There are a broad range of health outcomes we're looking at, from diabetes and cancer to sleep apnea and adult hearing loss.
How much information have you collected so far?
We have a variety of clinical measurements and outcomes as well as other information ranging from what people are eating from food questionnaires to nationality of origin of grandparents. We're looking at six different Latino background groups who have been sampled based upon their neighborhood. People from Cuba were sampled in Miami, Dominicans in New York, etc. We also have data on genetic markers for more than 13,000 individuals and more than 25 million genetic variants.
What does that mean to the lay person?
The human genome has 3 billion base pairs. If we line up all of our genomes, we are going to be more than 99.9 percent identical. We're interested in differences among individuals. Those are what we call genetic variants. That 0.01 percent may seem small, but out of 3 billion, that's a lot. Those differences in our genome play a major role in our health and health outcomes.
How do you crunch the numbers?
We're actually developing new statistical methods to analyze this data, because we haven't seen anything like this before. It's a complex sampling design. It involves both developing statistical methods as well as computational methods. You need powerful methods and powerful machines.
It's an exciting time in the field. It's just wide open. The methods haven't caught up to the abundance of data. How do you analyze 25 million positions of the genome and then try to identify a few signals? Statisticians have to put on the hat of computer scientist. You need to be able to analyze large-scale data sets fast. We can't wait six weeks for results.
What do you think the impact of this research will be?
We can identify risk variants that may increase your chance or likelihood of getting a disease. We like to say it's probabilistic, but not deterministic. A lot of other factors influence those outcomes. Do you exercise often? How well do you eat? Those are some of the factors that may override or heavily influence high-risk genetic predisposition.
The biggest issue we have is understanding how all these variants play together in a complex environment. We're talking about diet, exercise, stress. How do you quantify stress? Do you live near an interstate? Smoking, drinking – those are the type of things that play a role in many health outcomes.
What else are you working on?
I'm a member of the Women's Health Initiative-SHARE focusing on genetic risk factors for a variety of clinical outcomes in African-Americans and Hispanics. I'm also a member of the Pharmacogenomics Research Network. We're looking at the role of the interaction of genes and medicine and how some people respond. A lot of drugs have been developed based on European genetic profiles. But the same dosages could have catastrophic effects on underrepresented populations. One drug, warfarin (a blood thinner), has been studied heavily. The recommended doses can greatly harm some Alaska Natives who require lower warfarin maintenance doses. There's a lot of interesting genetic research going on at the UW right now.
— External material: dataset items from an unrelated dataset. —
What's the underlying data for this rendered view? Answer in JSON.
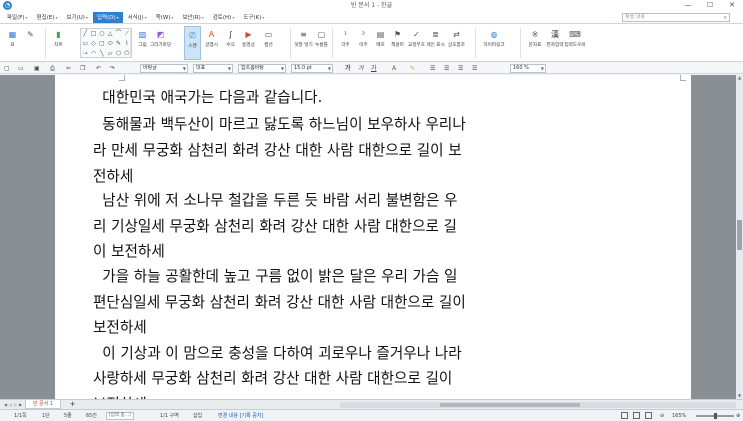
{
  "window": {
    "title": "빈 문서 1 - 한글",
    "minimize_glyph": "—",
    "maximize_glyph": "☐",
    "close_glyph": "✕"
  },
  "menu": {
    "items": [
      {
        "label": "파일(F)"
      },
      {
        "label": "편집(E)"
      },
      {
        "label": "보기(U)"
      },
      {
        "label": "입력(D)",
        "active": true
      },
      {
        "label": "서식(J)"
      },
      {
        "label": "쪽(W)"
      },
      {
        "label": "보안(R)"
      },
      {
        "label": "검토(H)"
      },
      {
        "label": "도구(K)"
      }
    ],
    "search_placeholder": "찾을 내용"
  },
  "ribbon": {
    "buttons": [
      {
        "id": "table",
        "label": "표",
        "icon": "table-icon"
      },
      {
        "id": "edit",
        "label": "",
        "icon": "pencil-icon"
      },
      {
        "id": "chart",
        "label": "차트",
        "icon": "chart-icon"
      },
      {
        "id": "picture",
        "label": "그림",
        "icon": "picture-icon"
      },
      {
        "id": "drawing",
        "label": "그리기마당",
        "icon": "drawing-icon"
      },
      {
        "id": "scan",
        "label": "스캔",
        "icon": "scan-icon",
        "selected": true
      },
      {
        "id": "textbox",
        "label": "글맵시",
        "icon": "textart-icon"
      },
      {
        "id": "formula",
        "label": "수식",
        "icon": "formula-icon"
      },
      {
        "id": "media",
        "label": "동영상",
        "icon": "video-icon"
      },
      {
        "id": "caption",
        "label": "캡션",
        "icon": "caption-icon"
      },
      {
        "id": "note",
        "label": "덧말 넣기",
        "icon": "note-icon"
      },
      {
        "id": "memo",
        "label": "누름틀",
        "icon": "field-icon"
      },
      {
        "id": "footnote",
        "label": "각주",
        "icon": "footnote-icon"
      },
      {
        "id": "endnote",
        "label": "미주",
        "icon": "endnote-icon"
      },
      {
        "id": "comment",
        "label": "메모",
        "icon": "memo-icon"
      },
      {
        "id": "bookmark",
        "label": "책갈피",
        "icon": "bookmark-icon"
      },
      {
        "id": "cross",
        "label": "교정부호",
        "icon": "proof-icon"
      },
      {
        "id": "index",
        "label": "색인 표시",
        "icon": "index-icon"
      },
      {
        "id": "ref",
        "label": "상호참조",
        "icon": "crossref-icon"
      },
      {
        "id": "hyperlink",
        "label": "하이퍼링크",
        "icon": "globe-icon"
      },
      {
        "id": "symbol",
        "label": "문자표",
        "icon": "asterisk-icon"
      },
      {
        "id": "hanja",
        "label": "한자입력",
        "icon": "hanja-icon"
      },
      {
        "id": "inputtool",
        "label": "입력도우미",
        "icon": "input-helper-icon"
      }
    ],
    "shape_glyphs": [
      "╱",
      "□",
      "○",
      "△",
      "⌒",
      "⟋",
      "▭",
      "◇",
      "▢",
      "⬭",
      "✎",
      "⌇",
      "➝",
      "◠",
      "╲",
      "▱",
      "⬡",
      "⬠"
    ]
  },
  "format_toolbar": {
    "style": "바탕글",
    "language": "대표",
    "font": "함초롬바탕",
    "size": "15.0",
    "size_unit": "pt",
    "zoom": "160",
    "zoom_unit": "%",
    "bold_glyph": "가",
    "italic_glyph": "가",
    "underline_glyph": "가"
  },
  "document": {
    "lines": [
      "  대한민국 애국가는 다음과 같습니다.",
      "  동해물과 백두산이 마르고 닳도록 하느님이 보우하사 우리나",
      "라 만세 무궁화 삼천리 화려 강산 대한 사람 대한으로 길이 보",
      "전하세",
      "  남산 위에 저 소나무 철갑을 두른 듯 바람 서리 불변함은 우",
      "리 기상일세 무궁화 삼천리 화려 강산 대한 사람 대한으로 길",
      "이 보전하세",
      "  가을 하늘 공활한데 높고 구름 없이 밝은 달은 우리 가슴 일",
      "편단심일세 무궁화 삼천리 화려 강산 대한 사람 대한으로 길이",
      "보전하세",
      "  이 기상과 이 맘으로 충성을 다하여 괴로우나 즐거우나 나라",
      "사랑하세 무궁화 삼천리 화려 강산 대한 사람 대한으로 길이",
      "보전하세"
    ]
  },
  "tabs": {
    "doc_tab": "빈 문서 1",
    "add_tab": "+"
  },
  "status": {
    "page": "1/1쪽",
    "section": "1단",
    "line": "5줄",
    "column": "65칸",
    "input_mode": "[입력 중...]",
    "section_count": "1/1 구역",
    "insert": "삽입",
    "track": "변경 내용 [기록 중지]",
    "zoom": "165%"
  }
}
What brought you to the UW?
The strong statistical genetics group. In my opinion, it's the best in the world. We have Professor Bruce Weir (Chair of Biostatistics), Professor Elizabeth Thompson (Chair of Statistics), and an amazing group.
Where are you from originally?
Virginia. I went to school at Hampton University, then the University of Chicago, and then I did a post-doc at Berkeley. I've been steadily heading toward the Northwest.
What do you do in your free time?
I have three kids, ages 5, 3 and 1. All my time is spent with the little ones. It's a full-time job. I love soccer, and I went to the last World Cup in South Africa with some friends from graduate school. I'd love to go to the next one.